Published: Wednesday, Feb. 15, 2017 10:21 a.m. CDT
Caption
(Katrina J.E. Milton - kmilton@shawmedia.com)
Russ Harrelson of Kingston (fourth from left) hands Genoa-Kingston Fire Protection District Board President Tony Woodson a check for $2,500 during the board meeting on Feb. 7. Harrelson made the donation in appreciation for the way the GKFPD paramedics responded during his health emergency and how they sent him a get well card after he returned home from the hospital.

Russ Harrelson of Kingston was at home in March 2016 when he thought that he was having a heart attack. He reached for his phone, dialed 9-1-1, and within minutes, the paramedics from Genoa-Kingston Fire Protection District arrived to take him on his first ambulance ride to the hospital.

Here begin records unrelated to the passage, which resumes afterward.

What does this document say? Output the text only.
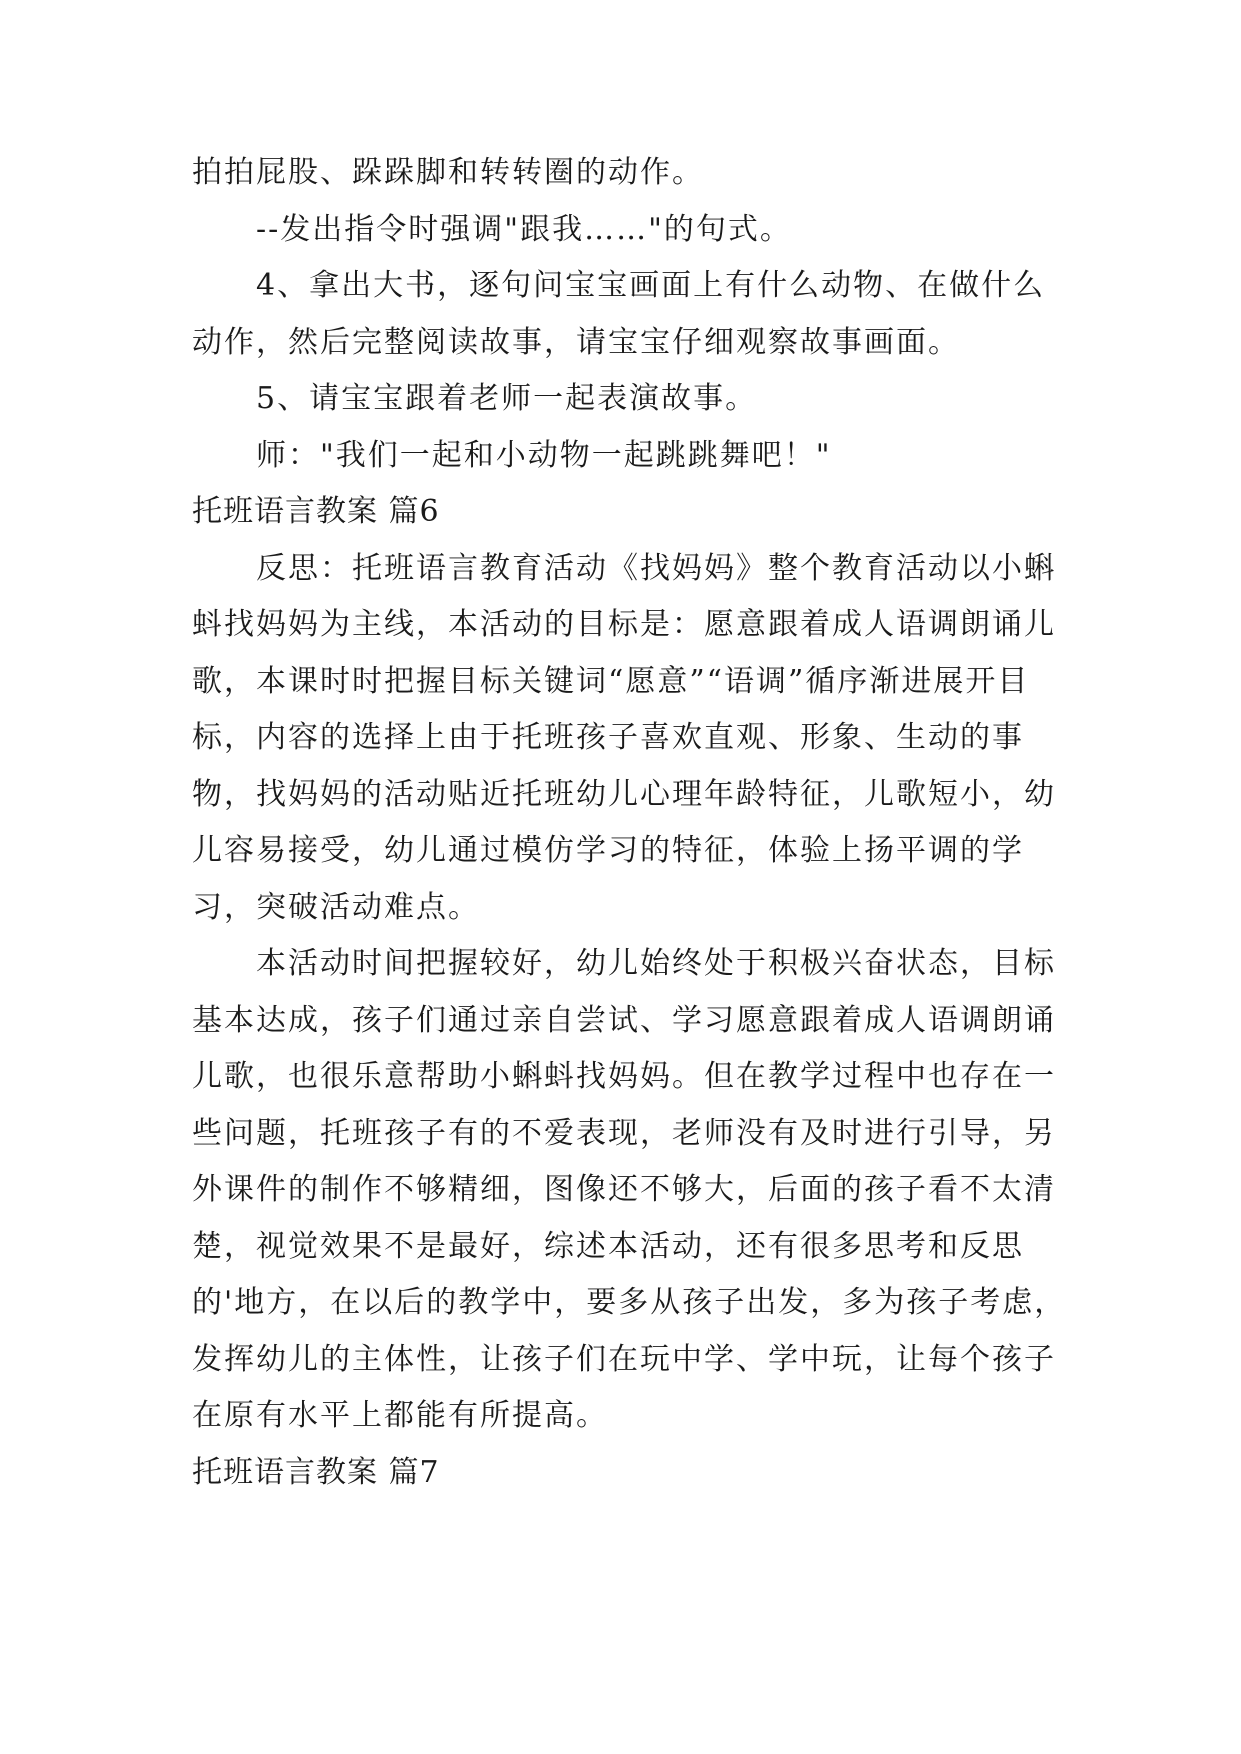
拍拍屁股、跺跺脚和转转圈的动作。

--发出指令时强调"跟我……"的句式。

4、拿出大书，逐句问宝宝画面上有什么动物、在做什么动作，然后完整阅读故事，请宝宝仔细观察故事画面。

5、请宝宝跟着老师一起表演故事。

师："我们一起和小动物一起跳跳舞吧！"

托班语言教案 篇6

反思：托班语言教育活动《找妈妈》整个教育活动以小蝌蚪找妈妈为主线，本活动的目标是：愿意跟着成人语调朗诵儿歌，本课时时把握目标关键词“愿意”“语调”循序渐进展开目标，内容的选择上由于托班孩子喜欢直观、形象、生动的事物，找妈妈的活动贴近托班幼儿心理年龄特征，儿歌短小，幼儿容易接受，幼儿通过模仿学习的特征，体验上扬平调的学习，突破活动难点。

本活动时间把握较好，幼儿始终处于积极兴奋状态，目标基本达成，孩子们通过亲自尝试、学习愿意跟着成人语调朗诵儿歌，也很乐意帮助小蝌蚪找妈妈。但在教学过程中也存在一些问题，托班孩子有的不爱表现，老师没有及时进行引导，另外课件的制作不够精细，图像还不够大，后面的孩子看不太清楚，视觉效果不是最好，综述本活动，还有很多思考和反思的'地方，在以后的教学中，要多从孩子出发，多为孩子考虑，发挥幼儿的主体性，让孩子们在玩中学、学中玩，让每个孩子在原有水平上都能有所提高。

托班语言教案 篇7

Luckily, Harrelson was not having a heart attack. He was treated and was able to quickly return home. A few days later, he received a get-well card in the mail from the GKFPD.

“I thought that I was having a heart attack,” Harrelson said. “I told myself, ‘This is it, you’ve had a good run.’ I was surprised at how nice and quick the paramedics were. It was definitely not a fun experience, but it was not unenjoyable. They helped me keep my sense of humor and made a bad situation better. When I returned home, I got a card in the mail. I was impressed. I didn’t expect anything.”

To show his appreciation to the GKFPD and the two paramedics that helped him to the hospital, Jessica Parks and Megan Bacon, Harrelson attended the Feb. 7 GKFPD board meeting to hand the board a $2,500 donation check.

“I hope that the money helps them like they helped me,” Harrelson said. “I’m more comfortable knowing that they’re here to help when I need it. They took care of me, and it could have been a lot worse.”

Harrelson’s donation will help cover the cost of equipment for the new ambulance, which was purchased in November. According to its website, www.genoa-il.com/fire, GKFPD protects 7,000 people living in an area of 75 square miles. The two stations and volunteer rescue squad respond to an average of 500 calls each year.

“The donation will really help, especially since the cost of new equipment is expensive,” said GKFPD board president Tony Woodson. “The donation will allow us to keep our equipment, training and technology top-notch. Our goal is to provide the best care and help the community the best that we can.”